Chapitre 44 — L'incendie

Chapitre 44

Chapitre 44 — L'incendie

Chapitre 44/5088%~8 min de lecture1 538 mots

Xu Jingyang marqua une pause. « Désormais, tu peux aller et venir à ta guise dans mes quartiers. Je te demande seulement de me prêter assistance quand j'en aurai besoin ; sinon, je ne te restreindrai pas. »

Hanlu joignit les mains avec respect. « Commandez comme bon vous semble, Demoiselle aînée. Puisque le Prince m'a envoyée ici, je vous servirai de tout mon cœur. »

« Bien, dit Xu Jingyang, un éclair d'approbation dans ses yeux de phénix. Zhuying, emmène Hanlu à sa chambre et mets-la au courant des affaires de la maison. »

« Oui, Demoiselle aînée », répondirent Zhuying et Hanlu à l'unisson avant de se retirer.

Xu Jingyang demeura un moment en silencieuse méditation. Une garde jurée à mort comme Hanlu, envoyée par Xiao Heye, était autant un informateur qu'une aide. En présence de Hanlu, Xu Jingyang savait qu'elle devait encore rester sur ses gardes.

Au crépuscule, le soleil couchant projetait des ombres rouge sang sur la résidence.

Dans les cuisines de la résidence du Duc de Wei, l'atmosphère était fébrile tandis que les fourneaux grondaient et que les marmites s'entrechoquaient. Les cuisiniers s'affairaient à préparer les repas du soir pour les diverses cours.

La nourrice Ruan, servante de gestion, occupait un grand fourneau. Avant même qu'elle pût allumer le feu, elle fut poussée de côté par un coup de pied brutal.

« Aïe ! » La nourrice Ruan roula sur le sol, grimaçant de douleur. Se relevant en hâte, elle cingla aussitôt : « Qui a fait ça ? »

En levant les yeux, elle vit la nourrice Qing debout là avec plusieurs suivants, les mains sur les hanches et le regard mauvais. L'expression de la nourrice Ruan changea sur-le-champ. Elle tomba à genoux. « Nourrice Qing, je ne savais pas que c'était vous. La Maîtresse a-t-elle des consignes ? »

La nourrice Qing la toisa d'un regard perçant et condescendant. « Ce nid d'hirondelle au sang sur ton fourneau — pour qui est-il ? »

« Il… il a été demandé par la cour de la concubine Pan, expliqua prudemment la nourrice Ruan. La concubine Pan est de constitution froide. Le Maître, pris de pitié pour elle, a fait porter les ingrédients par une servante. »

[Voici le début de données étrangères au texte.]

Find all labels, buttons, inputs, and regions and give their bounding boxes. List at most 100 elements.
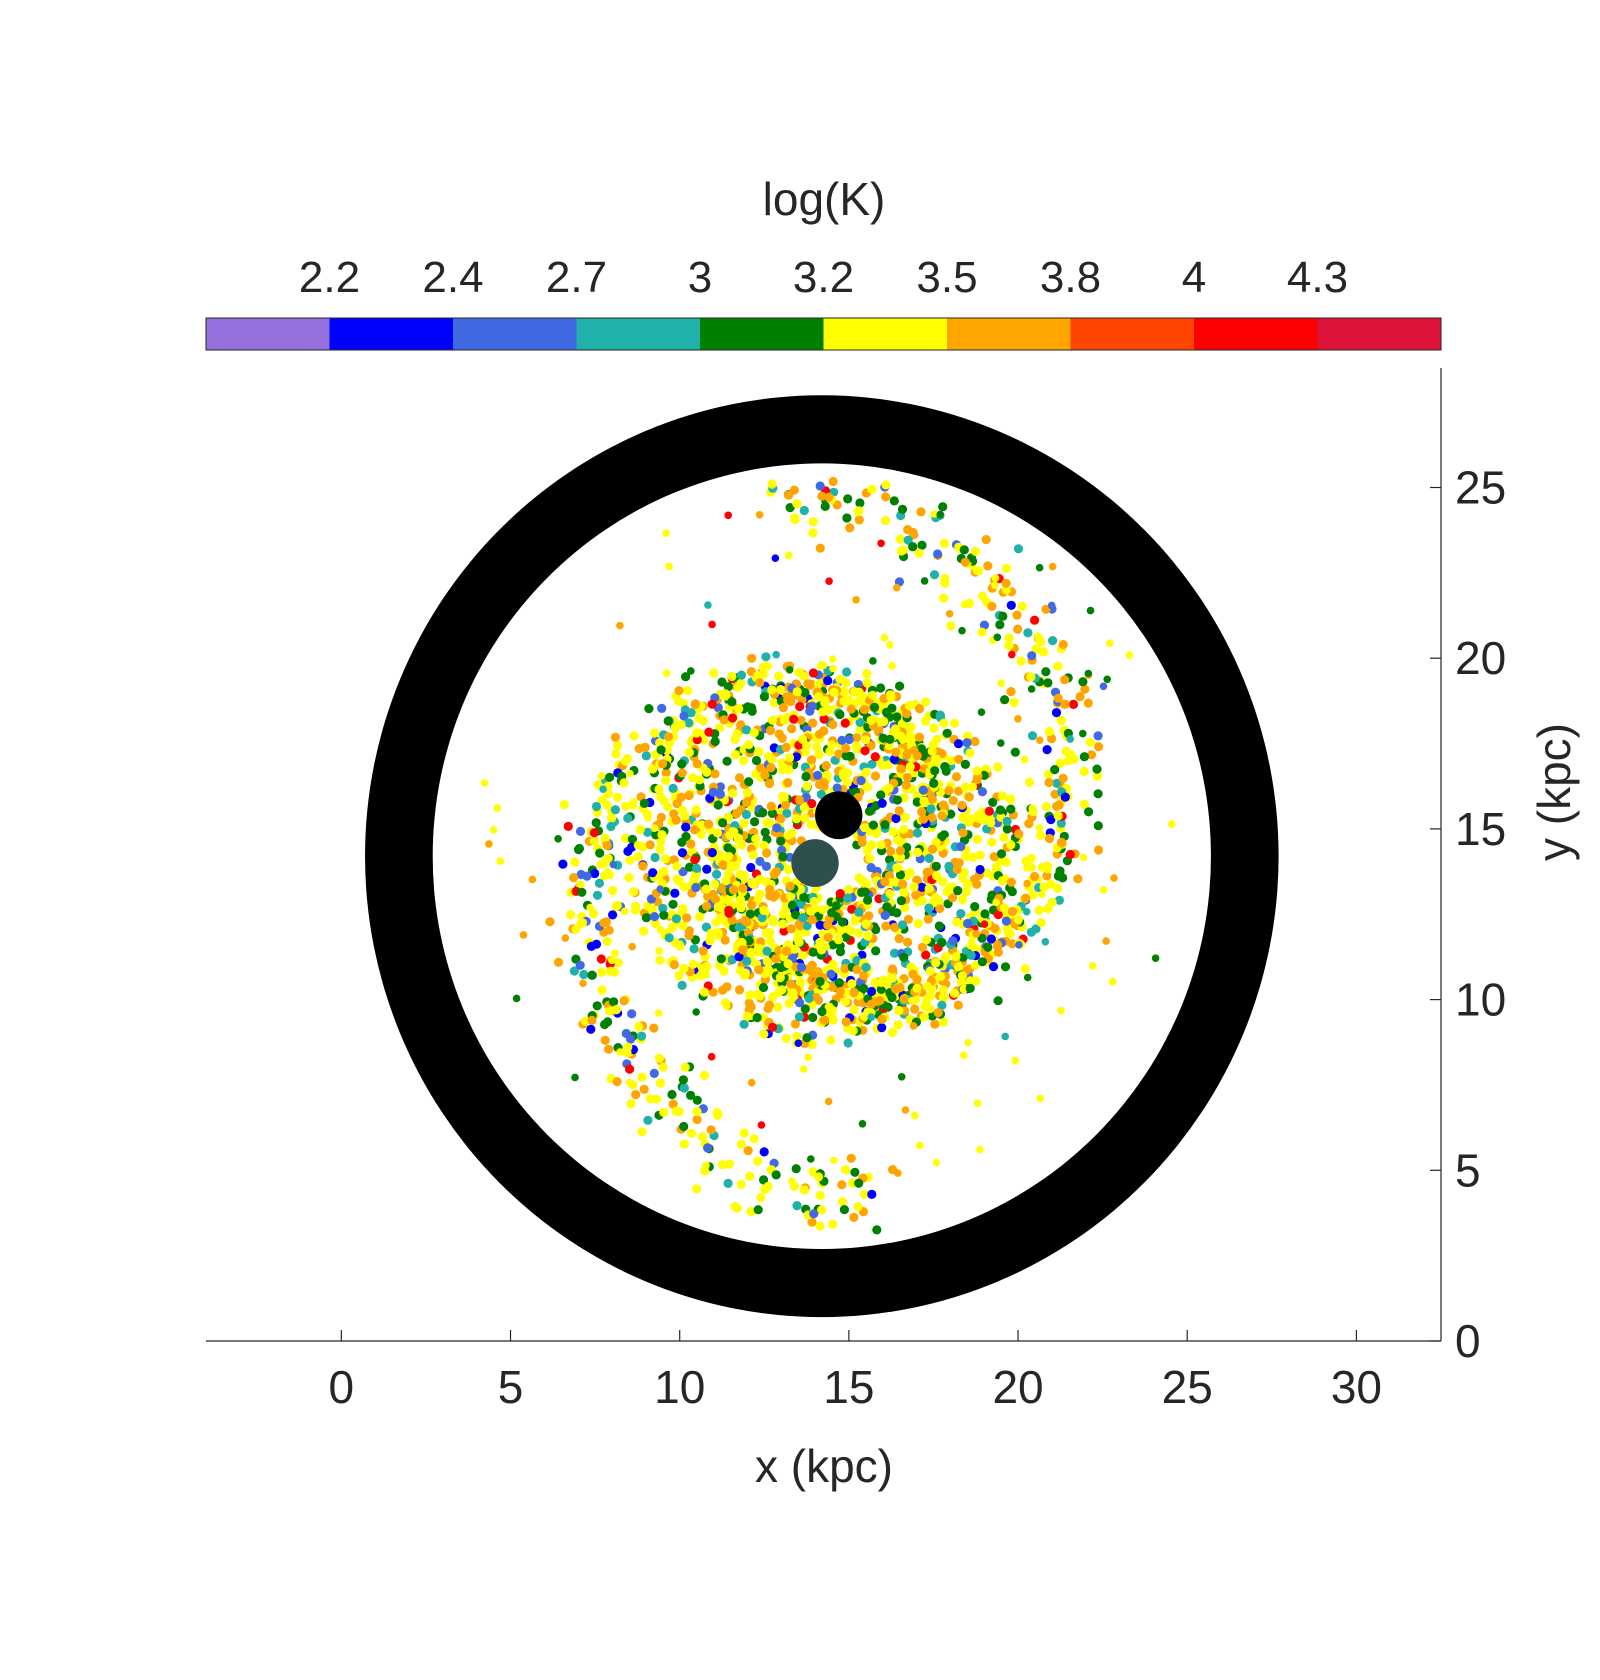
scatter-point: [611, 749, 621, 759]
scatter-point: [609, 860, 618, 869]
scatter-point: [757, 913, 767, 923]
scatter-point: [903, 525, 913, 535]
scatter-point: [595, 848, 605, 858]
scatter-point: [1084, 669, 1093, 678]
scatter-point: [619, 996, 629, 1006]
scatter-point: [625, 855, 635, 865]
scatter-point: [922, 1002, 932, 1012]
scatter-point: [854, 928, 864, 938]
scatter-point: [1017, 601, 1027, 612]
scatter-point: [596, 954, 606, 964]
scatter-point: [655, 844, 665, 855]
scatter-point: [975, 850, 985, 860]
scatter-point: [1014, 715, 1022, 723]
scatter-point: [833, 935, 844, 945]
y-tick-label: 20: [1455, 632, 1506, 684]
scatter-point: [1014, 829, 1024, 839]
scatter-point: [851, 741, 861, 751]
scatter-point: [964, 1038, 972, 1047]
scatter-point: [826, 1035, 836, 1045]
scatter-point: [953, 786, 964, 796]
scatter-point: [689, 875, 699, 885]
scatter-point: [886, 641, 894, 649]
scatter-point: [1001, 916, 1012, 926]
x-axis-label: x (kpc): [755, 1440, 893, 1492]
scatter-point: [846, 926, 856, 936]
scatter-point: [611, 949, 619, 958]
scatter-point: [732, 809, 742, 819]
scatter-point: [993, 909, 1003, 920]
scatter-point: [858, 1120, 867, 1128]
scatter-point: [937, 1000, 947, 1010]
scatter-point: [1028, 804, 1036, 812]
scatter-point: [759, 1147, 769, 1157]
scatter-point: [692, 1008, 700, 1016]
scatter-point: [914, 732, 925, 742]
scatter-point: [753, 671, 763, 681]
scatter-point: [691, 805, 701, 815]
scatter-point: [795, 701, 805, 712]
scatter-point: [755, 511, 764, 519]
scatter-point: [865, 853, 875, 864]
scatter-point: [597, 967, 607, 977]
scatter-point: [848, 1026, 858, 1036]
scatter-point: [850, 1167, 860, 1177]
x-tick-label: 0: [329, 1361, 355, 1413]
scatter-point: [659, 866, 669, 877]
scatter-point: [720, 935, 730, 945]
scatter-point: [1048, 562, 1057, 571]
scatter-point: [1006, 877, 1017, 887]
scatter-point: [493, 804, 502, 812]
scatter-point: [853, 1202, 863, 1212]
scatter-point: [927, 813, 937, 823]
scatter-point: [753, 1156, 763, 1166]
scatter-point: [828, 655, 837, 663]
scatter-point: [715, 789, 726, 799]
scatter-point: [1023, 973, 1032, 982]
scatter-point: [600, 833, 610, 844]
scatter-point: [692, 863, 702, 873]
scatter-point: [784, 551, 793, 560]
scatter-point: [841, 696, 851, 706]
scatter-point: [722, 756, 732, 766]
scatter-point: [637, 1072, 647, 1082]
scatter-point: [975, 864, 985, 875]
scatter-point: [1007, 939, 1018, 949]
scatter-point: [1099, 886, 1108, 894]
scatter-point: [814, 750, 824, 760]
scatter-point: [799, 803, 810, 813]
scatter-point: [1001, 563, 1012, 573]
scatter-point: [623, 813, 633, 823]
scatter-point: [894, 806, 904, 816]
colorbar-segment: [453, 318, 577, 350]
colorbar-segment: [576, 318, 701, 350]
scatter-point: [952, 917, 962, 927]
scatter-point: [854, 907, 864, 917]
scatter-point: [977, 787, 988, 797]
scatter-point: [1029, 871, 1040, 882]
scatter-point: [786, 891, 796, 901]
scatter-point: [591, 801, 602, 812]
scatter-point: [586, 903, 594, 912]
scatter-point: [899, 824, 909, 835]
scatter-point: [891, 747, 901, 757]
scatter-point: [792, 687, 802, 697]
scatter-point: [849, 1212, 859, 1222]
scatter-point: [880, 515, 891, 526]
scatter-point: [745, 990, 755, 1000]
scatter-point: [875, 995, 885, 1006]
scatter-point: [553, 957, 564, 967]
scatter-point: [807, 1039, 817, 1050]
scatter-point: [857, 837, 867, 848]
scatter-point: [862, 678, 872, 688]
scatter-point: [587, 1015, 597, 1025]
scatter-point: [627, 834, 638, 844]
scatter-point: [579, 969, 589, 980]
scatter-point: [909, 1022, 918, 1030]
scatter-point: [993, 996, 1003, 1006]
scatter-point: [939, 718, 949, 728]
scatter-point: [1047, 897, 1057, 907]
scatter-point: [703, 819, 714, 829]
scatter-point: [677, 805, 688, 815]
scatter-point: [912, 797, 922, 807]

« Laisse-moi te demander une chose : quelle heure est-il ? La cuisine est-elle faite pour cuisiner les repas, oui ou non ? »

« Nourrice Qing, je n'ai utilisé que ce seul fourneau… »

La nourrice Qing ricana, la coupant. « Ce n'est qu'un nid d'hirondelle ; ça se mange à toute heure. Faut-il qu'il occupe un fourneau maintenant ? Ne sais-tu pas que la Maîtresse est souffrante ces derniers jours et a besoin qu'on lui prépare son remède ? »

La nourrice Ruan hésita, pointant les six grands et quatre petits fourneaux à proximité. « Nourrice Qing, il y a d'autres fourneaux disponibles là-bas… »

Avant qu'elle pût finir, la nourrice Qing lui décocha un nouveau coup de pied. La nourrice Ruan s'écrasa contre un étal de légumes, une pluie de choux s'abattant sur sa tête. Bien que souffrante, elle n'osa émettre un son. La nourrice Qing était la gestionnaire en chef auprès de la Maîtresse ; nul n'osait l'offenser.

Les cuisiniers et les jeunes servantes de cuisine alentour restèrent silencieux, baissant la tête d'appréhension.

La nourrice Qing parla avec une froide autorité. « Écoutez bien. Les affaires de la Maîtresse sont de la plus haute importance. Même si la concubine Pan veut son nid d'hirondelle, elle devra attendre que la Maîtresse en ait fini avec la cuisine ! Si quelqu'un fait attendre la Maîtresse, qu'il ne me reproche pas d'être impitoyable. Compris ? »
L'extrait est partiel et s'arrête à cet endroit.